L’Assemblée nationale a adopté en sa séance plénière du mardi 14 juillet 2026, au Palais des Gouverneurs à Porto-Novo, la loi N°2026-16 portant Code des forêts en République du Bénin. Le texte remplace la loi n° 93-009 du 02 juillet 1993 portant régime des forêts dont le Bénin, vieille de plus de trente ans et en déphasage avec les réalités du moment.
Un nouveau Code des forêts et la faune entre officiellement en vigueur au Bénin. La loi a été validée, mardi, à l’unanimité des députés de la dixième législature, présents et représentants.
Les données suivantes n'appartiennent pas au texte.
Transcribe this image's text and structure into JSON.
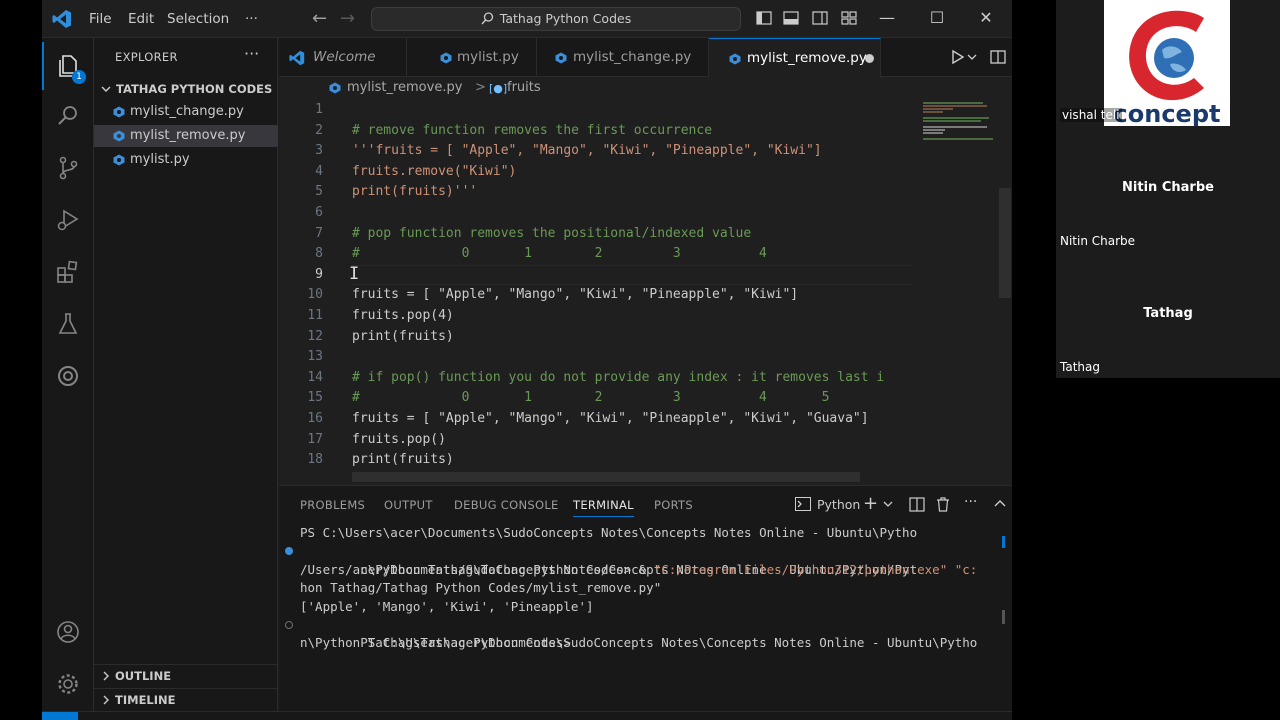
{
  "titlebar": {
    "menu": [
      "File",
      "Edit",
      "Selection",
      "···"
    ],
    "search": "Tathag Python Codes",
    "window_controls": [
      "minimize",
      "maximize",
      "close"
    ]
  },
  "activity_bar": {
    "items": [
      "explorer-icon",
      "search-icon",
      "source-control-icon",
      "run-debug-icon",
      "extensions-icon",
      "testing-icon",
      "remote-icon"
    ],
    "badge": "1",
    "bottom": [
      "account-icon",
      "gear-icon"
    ]
  },
  "sidebar": {
    "header": "EXPLORER",
    "more": "···",
    "folder": "TATHAG PYTHON CODES",
    "files": [
      "mylist_change.py",
      "mylist_remove.py",
      "mylist.py"
    ],
    "selected": "mylist_remove.py",
    "sections": [
      "OUTLINE",
      "TIMELINE"
    ]
  },
  "tabs": [
    {
      "label": "Welcome",
      "active": false
    },
    {
      "label": "mylist.py",
      "active": false
    },
    {
      "label": "mylist_change.py",
      "active": false
    },
    {
      "label": "mylist_remove.py",
      "active": true,
      "modified": true
    }
  ],
  "breadcrumb": {
    "file": "mylist_remove.py",
    "separator": ">",
    "symbol": "fruits"
  },
  "editor": {
    "line_numbers": [
      "1",
      "2",
      "3",
      "4",
      "5",
      "6",
      "7",
      "8",
      "9",
      "10",
      "11",
      "12",
      "13",
      "14",
      "15",
      "16",
      "17",
      "18"
    ],
    "current_line": "9",
    "lines": [
      "",
      "# remove function removes the first occurrence",
      "'''fruits = [ \"Apple\", \"Mango\", \"Kiwi\", \"Pineapple\", \"Kiwi\"]",
      "fruits.remove(\"Kiwi\")",
      "print(fruits)'''",
      "",
      "# pop function removes the positional/indexed value",
      "#             0       1        2         3          4",
      "",
      "fruits = [ \"Apple\", \"Mango\", \"Kiwi\", \"Pineapple\", \"Kiwi\"]",
      "fruits.pop(4)",
      "print(fruits)",
      "",
      "# if pop() function you do not provide any index : it removes last i",
      "#             0       1        2         3          4       5",
      "fruits = [ \"Apple\", \"Mango\", \"Kiwi\", \"Pineapple\", \"Kiwi\", \"Guava\"]",
      "fruits.pop()",
      "print(fruits)"
    ]
  },
  "panel": {
    "tabs": [
      "PROBLEMS",
      "OUTPUT",
      "DEBUG CONSOLE",
      "TERMINAL",
      "PORTS"
    ],
    "active_tab": "TERMINAL",
    "terminal_profile": "Python",
    "terminal": [
      "PS C:\\Users\\acer\\Documents\\SudoConcepts Notes\\Concepts Notes Online - Ubuntu\\Pytho",
      "n\\Python Tathag\\Tathag Python Codes> & ",
      "\"C:/Program Files/Python312/python.exe\" \"c:",
      "/Users/acer/Documents/SudoConcepts Notes/Concepts Notes Online - Ubuntu/Python/Pyt",
      "hon Tathag/Tathag Python Codes/mylist_remove.py\"",
      "['Apple', 'Mango', 'Kiwi', 'Pineapple']",
      "PS C:\\Users\\acer\\Documents\\SudoConcepts Notes\\Concepts Notes Online - Ubuntu\\Pytho",
      "n\\Python Tathag\\Tathag Python Codes>"
    ]
  },
  "participants": [
    {
      "label": "vishal teli",
      "center_name": "",
      "logo_text": "concept"
    },
    {
      "label": "Nitin Charbe",
      "center_name": "Nitin Charbe"
    },
    {
      "label": "Tathag",
      "center_name": "Tathag"
    }
  ],
  "colors": {
    "accent": "#0078d4",
    "comment": "#6a9955",
    "string": "#ce9178",
    "python_icon": "#3b8eda"
  }
}
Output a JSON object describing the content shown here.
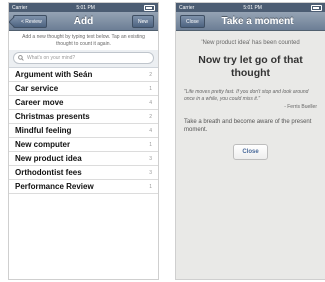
{
  "status_left": {
    "carrier": "Carrier",
    "time": "5:01 PM"
  },
  "status_right": {
    "carrier": "Carrier",
    "time": "5:01 PM"
  },
  "left": {
    "back_label": "< Review",
    "title": "Add",
    "new_label": "New",
    "instructions": "Add a new thought by typing text below. Tap an existing thought to count it again.",
    "search_placeholder": "What's on your mind?",
    "items": [
      {
        "label": "Argument with Seán",
        "count": "2"
      },
      {
        "label": "Car service",
        "count": "1"
      },
      {
        "label": "Career move",
        "count": "4"
      },
      {
        "label": "Christmas presents",
        "count": "2"
      },
      {
        "label": "Mindful feeling",
        "count": "4"
      },
      {
        "label": "New computer",
        "count": "1"
      },
      {
        "label": "New product idea",
        "count": "3"
      },
      {
        "label": "Orthodontist fees",
        "count": "3"
      },
      {
        "label": "Performance Review",
        "count": "1"
      }
    ]
  },
  "right": {
    "close_nav_label": "Close",
    "title": "Take a moment",
    "counted_text": "'New product idea' has been counted",
    "headline": "Now try let go of that thought",
    "quote": "\"Life moves pretty fast. If you don't stop and look around once in a while, you could miss it.\"",
    "attribution": "- Ferris Bueller",
    "breath_text": "Take a breath and become aware of the present moment.",
    "close_button_label": "Close"
  },
  "colors": {
    "navbar": "#7a8ba1",
    "statusbar": "#4c5d73",
    "right_background": "#e9e9e7"
  }
}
Selon le rapport présenté par la Commission du plan que préside le député Joseph Anani, la loi votée comporte trois cent dix-huit (318) articles, répartis en trente et un (31) chapitres qui sont répartis en huit (8) titres. Ces huit titres traitent respectivement des dispositions générales, des principes fondamentaux et gouvernance du secteur forestier, du régime des forêts, du régime de la faune, de l’accès et du partage des avantages liés à l’exploitation de la biodiversité, des dispositions pénales, des dispositions diverses et enfin des dispositions transitoires et finales.
L’adoption de cette loi intervient dans un contexte où le Bénin perd plusieurs hectares de forêts chaque année. Le nouveau cadre législatif, permettra ainsi de disposer d’un code des forêts et de la faune moderne, actualisé, adapté aux nouveaux enjeux de gestion des ressources forestières et fauniques, en adéquation avec les normes internationales.
Des propositions
Au cours du débat général, les parlementaires ont abordé plusieurs préoccupations, relativement à la nouvelle loi. Ils ont effectué des propositions concrètes afin d’éviter de tomber dans les revers du passé.
Au nombre de celles-ci, ont peut citer : la création d’un observatoire national de gestion et du suivi des forêts ; le recours à l’intelligence artificielle pour renforcer la lutte contre l’exploitation illégale des forêts et de la faune ; l’actualisation des données relatives aux forêts classées au Bénin ; la relocalisation des populations installées dans les espaces forestiers classés ; l’intégration des pistes forestières dans la catégorie des routes classées de l’Etat et la prise en compte du financement de leur entretien dans le projet de loi.
Aussi, ont-ils suggéré que des dispositions pénales spécifiques soient intégrées au projet de loi pour sanctionner l’utilisation des forêts à des fins terroristes. Présents à la séance, le Ministre de la justice et de la législation, Yvon Détchénou et son collègue Georges Alé du Cadre de vie et des travaux publics, ont apporté des réponses claires et objectives aux diverses préoccupations soulevées.